Une enquête révèle les besoins des agriculteurs face aux changements climatiques

L’Association Climatologique de la Moyenne Garonne (ACMG) a présenté les résultats confiée à Julia James, chargée de mission de l’ACMG, autour des besoins des agriculteurs et décisionnaires dans le contexte de changement climatique.Cette enquête inédite avait été annoncée en septembre dernier, dans le cadre du Forum Eau Energies Territoires par Jean François Berthoumieu, directeur de l’ACMG et président du Cluster Eau et Climat.

Auteure de l’enquête, Julia James a présenté les résultats de ce travail dans une conférence intitulée « Exploitants agricoles et changement climatique : besoins et ressentis » à l’occasion des journées nationales de l’agriculture.

L’ACMG est née en 1959 pour soutenir les agriculteurs face aux aléas climatiques intenses, aujourd’hui elle continue sa mission tout en soutenant les différents acteurs des territoires dans leur adaptation au changement climatique.

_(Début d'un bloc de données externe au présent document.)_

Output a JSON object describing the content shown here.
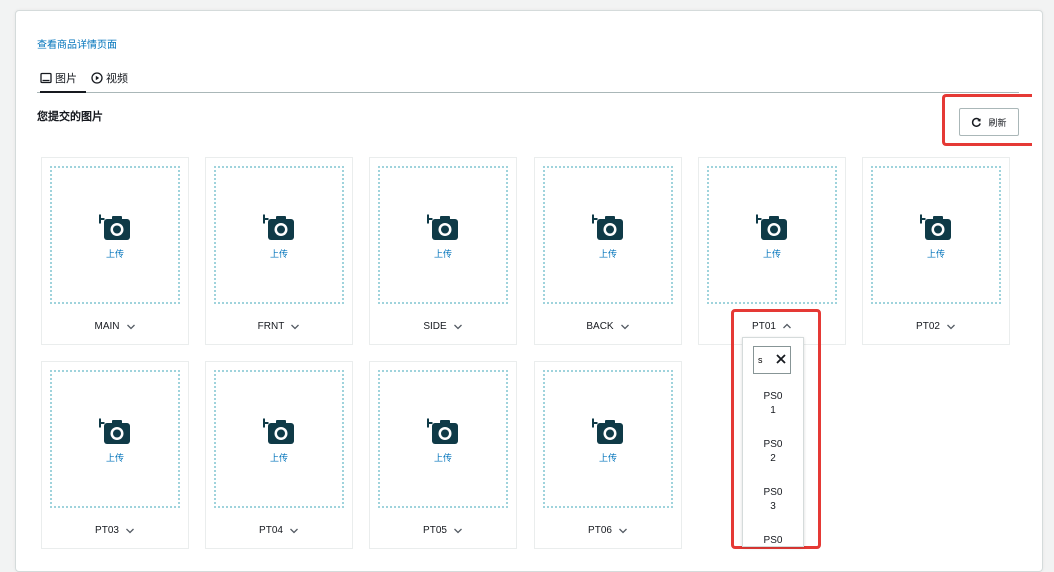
{
  "header": {
    "view_link": "查看商品详情页面"
  },
  "tabs": [
    {
      "label": "图片",
      "icon": "image-icon",
      "active": true
    },
    {
      "label": "视频",
      "icon": "play-circle-icon",
      "active": false
    }
  ],
  "section": {
    "title": "您提交的图片"
  },
  "refresh": {
    "label": "刷新",
    "icon": "refresh-icon"
  },
  "slots": [
    {
      "label": "MAIN",
      "upload_label": "上传",
      "icon": "camera-add-icon",
      "expanded": false
    },
    {
      "label": "FRNT",
      "upload_label": "上传",
      "icon": "camera-add-icon",
      "expanded": false
    },
    {
      "label": "SIDE",
      "upload_label": "上传",
      "icon": "camera-add-icon",
      "expanded": false
    },
    {
      "label": "BACK",
      "upload_label": "上传",
      "icon": "camera-add-icon",
      "expanded": false
    },
    {
      "label": "PT01",
      "upload_label": "上传",
      "icon": "camera-add-icon",
      "expanded": true
    },
    {
      "label": "PT02",
      "upload_label": "上传",
      "icon": "camera-add-icon",
      "expanded": false
    },
    {
      "label": "PT03",
      "upload_label": "上传",
      "icon": "camera-add-icon",
      "expanded": false
    },
    {
      "label": "PT04",
      "upload_label": "上传",
      "icon": "camera-add-icon",
      "expanded": false
    },
    {
      "label": "PT05",
      "upload_label": "上传",
      "icon": "camera-add-icon",
      "expanded": false
    },
    {
      "label": "PT06",
      "upload_label": "上传",
      "icon": "camera-add-icon",
      "expanded": false
    }
  ],
  "dropdown": {
    "search_value": "s",
    "options": [
      {
        "line1": "PS0",
        "line2": "1"
      },
      {
        "line1": "PS0",
        "line2": "2"
      },
      {
        "line1": "PS0",
        "line2": "3"
      },
      {
        "line1": "PS0",
        "line2": ""
      }
    ]
  },
  "colors": {
    "highlight": "#e53935",
    "link": "#0073bb",
    "dropzone_border": "#9fd3dc",
    "camera_icon": "#0f3a47"
  }
}
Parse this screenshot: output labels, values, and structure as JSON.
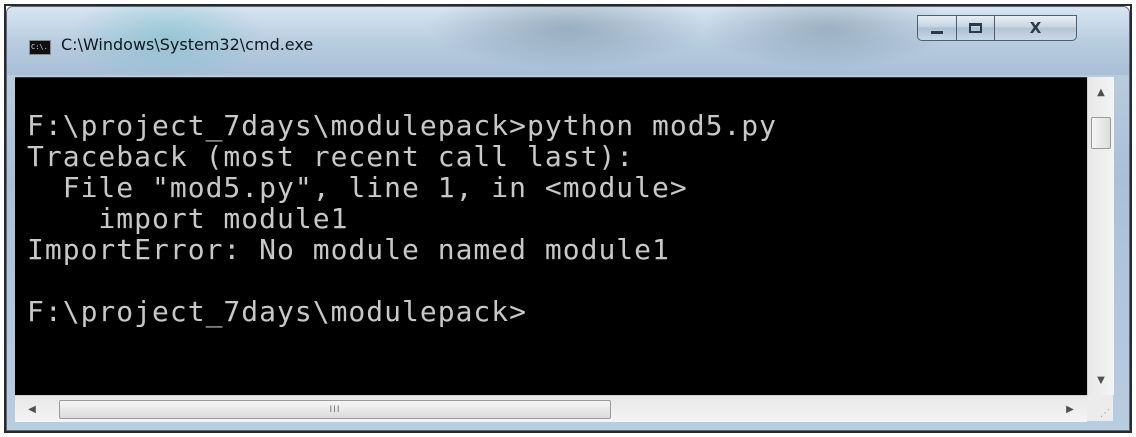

Cette étude, menée dans le cadre du projet européen Triple C, a plusieurs objectifs dont le principal est de connaitre les besoins et ressentis locaux pour proposer des solutions viables face au changement climatique. L’étude permet de mettre au jour les charnières entre les acteurs pour harmoniser l’adaptation au sein des bassins versants.

Quelle adaptation est pratiquée au sein des exploitations aujourd’hui ?

Dans le contexte actuel (financier, législatif, environnemental) ?

Quel avenir pour l’exploitation selon les agriculteurs ?

Quels sont les besoins pour s’adapter ?

Les Maires sont-ils les relais des localités ?

Leur vision du changement climatique est-elle similaire aux agriculteurs et permet-elle une adaptation généralisée ?

Que manque-t-il au niveau local pour mener l’adaptation ?

Une différence de perception

294 agriculteurs et 74 décisionnaires de communes ont témoigné, répartis entre le Lot et Garonne, la Dordogne, la Gironde, le Gers, le Tarn et Garonne et le Lot.

La quasi-totalité des personnes interrogées ont conscience du changement climatique et le caractérisent par une augmentation des températures et des aléas climatiques intenses.

Cependant, tandis que les agriculteurs déclarent être majoritairement touchés par la sécheresse et le gel, les maires quant à eux déclarent que les aléas majoritaires sont les inondations et la sècheresse.

L’étude montre que les agriculteurs sont plus prompts à trouver des solutions que les élus.

Ainsi 72 d’entre eux ont déclaré avoir augmenté leurs capacités d’irrigation, 48 ont changé de culture.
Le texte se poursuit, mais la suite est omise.